🎙️ Voice is AI-generated. Inconsistencies may occur.
Rainbow lighting honoring Pride Month will return to Jacksonville, Florida's Acosta Bridge after the state's transportation department reversed course and turned off the rainbow colors Tuesday night.
The Florida Department of Transportation said the colors were shut off because they violated regulations and cited the Jacksonville Transportation Authority's lighting permit for the Acosta Bridge that requires state permission for a temporary color change from its normal blue. However, Florida Governor Ron DeSantis spokeswoman Taryn Fenske told The Florida Times-Union said she did not understand why the department shut the lights off.
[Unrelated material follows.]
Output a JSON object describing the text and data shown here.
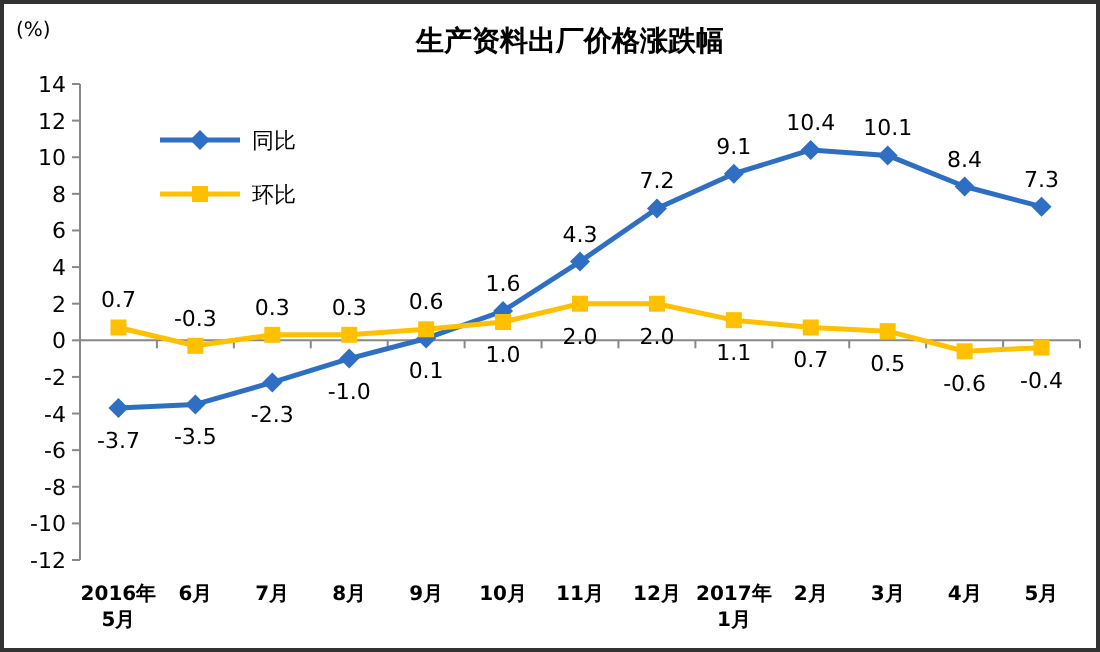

"The bottom line is, (the rainbow) lights will be back," Fenske told the paper and said they would return Wednesday evening.
The lighting supporting gay rights was planned by the Jacksonville Transportation Authority to be lit for the entire week. The Acosta Bridge has been lit multiple times in celebrations of patriotic holidays and other reasons.
For more reporting from the Associated Press, see below.

The state-owned Acosta Bridge returned to its normal blue lighting Tuesday night.
Pride Month commemorates the struggle for gay rights. The state has allowed numerous celebratory lighting displays on the bridge to also celebrate the Jacksonville Jaguars football team and raise disease awareness.
It was the second time this month that the state rejected a rainbow lighting display for a bridge.
The state transportation department said on Tuesday that its original decision to shut off the rainbow lights was not motivated by anti-gay animus. It said the Jacksonville authority's permit for lighting the Acosta requires it to maintain a certain color scheme unless it receives state permission for a temporary change.
DeSantis, a Republican, was criticized last week when, on the first day of Pride Month, he signed a law banning transgender athletes from participating in school sports.
The state had earlier rejected Sarasota's request to light its John Ringling Causeway Bridge with rainbow lights this month despite also permitting other displays there. The governor's office did not immediately respond to a Wednesday email from AP asking whether that display will also now be allowed.
According to the state's bridge lighting policy, the transportation department can reject any temporary color scheme it deems offensive or not in the public's best interest. It also says special lighting displays should be limited to federal or state holidays or celebrations and "events of broad community interest and significance approved by local governments." Fenske said those policies will be reviewed.
The Times-Union reported that the Acosta Bridge is frequently lit in different color schemes. Last month, it was lit in teal to honor the Jaguars for drafting star quarterback Trevor Lawrence; green for mental health month; blue and green to raise awareness of neurofibromatoses, a neurological disorder that causes tumors; light blue for amyotrophic lateral sclerosis, the fatal condition commonly called Lou Gehrig's disease; purple for lupus awareness; and red, white and blue for Memorial Day.